Cheating husband
QUESTION: Masters, my husband has been cheating on me for the past several years, but I got to know about this only three years back. Since I have two kids, I did not leave my husband primarily because of my kids. This made my husband bold and shameless, saying that he would continue sleeping with women and have relationships with them and it is up to me to live with or leave him. I want to leave him but am scared of being a single mom and worried about my children. What if something happened to me—then who will look after them? Please guide me what should I do? ~Hansa, India
ANSWER: Choose to take control of your life. You are letting your husband and your fears hold you hostage. You are an extremely strong person but you don’t accept that. You would easily be able to manage without your cheating husband as a millstone around your neck. He doesn’t care for you, likes the idea of holding you hostage because of your fear of being able to survive without him, and will only get more brazen as time goes on.

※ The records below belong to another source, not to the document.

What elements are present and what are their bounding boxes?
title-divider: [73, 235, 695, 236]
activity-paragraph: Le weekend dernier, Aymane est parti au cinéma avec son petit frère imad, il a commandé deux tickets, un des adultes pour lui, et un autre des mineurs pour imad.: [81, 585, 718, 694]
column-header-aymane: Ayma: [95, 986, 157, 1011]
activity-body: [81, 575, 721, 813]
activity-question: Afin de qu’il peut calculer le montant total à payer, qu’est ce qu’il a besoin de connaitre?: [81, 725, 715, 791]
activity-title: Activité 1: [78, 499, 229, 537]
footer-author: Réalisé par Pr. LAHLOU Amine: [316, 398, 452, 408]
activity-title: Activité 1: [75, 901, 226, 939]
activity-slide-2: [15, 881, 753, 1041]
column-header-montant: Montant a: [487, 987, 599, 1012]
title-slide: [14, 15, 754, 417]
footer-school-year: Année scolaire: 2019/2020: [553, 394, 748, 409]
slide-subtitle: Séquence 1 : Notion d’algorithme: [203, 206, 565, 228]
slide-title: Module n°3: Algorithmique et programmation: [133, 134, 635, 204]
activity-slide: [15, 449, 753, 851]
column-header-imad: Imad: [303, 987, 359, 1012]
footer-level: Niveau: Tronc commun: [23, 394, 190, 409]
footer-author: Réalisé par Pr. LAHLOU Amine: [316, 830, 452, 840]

Why do you even have the thought that something might happen to you? That is just another excuse you are putting in the way of leaving him. Nothing is going to happen to you just because you are on your own. You will find a support system of family and friends who will be there for you and the children.
Nothing is right or wrong in the journey of the soul. If you choose to remain in your situation, you must learn from the emotional abuse to which you are being subjected. You do not deserve to be treated as you are, but the abuse will continue until you say no more and walk out. The choice is yours.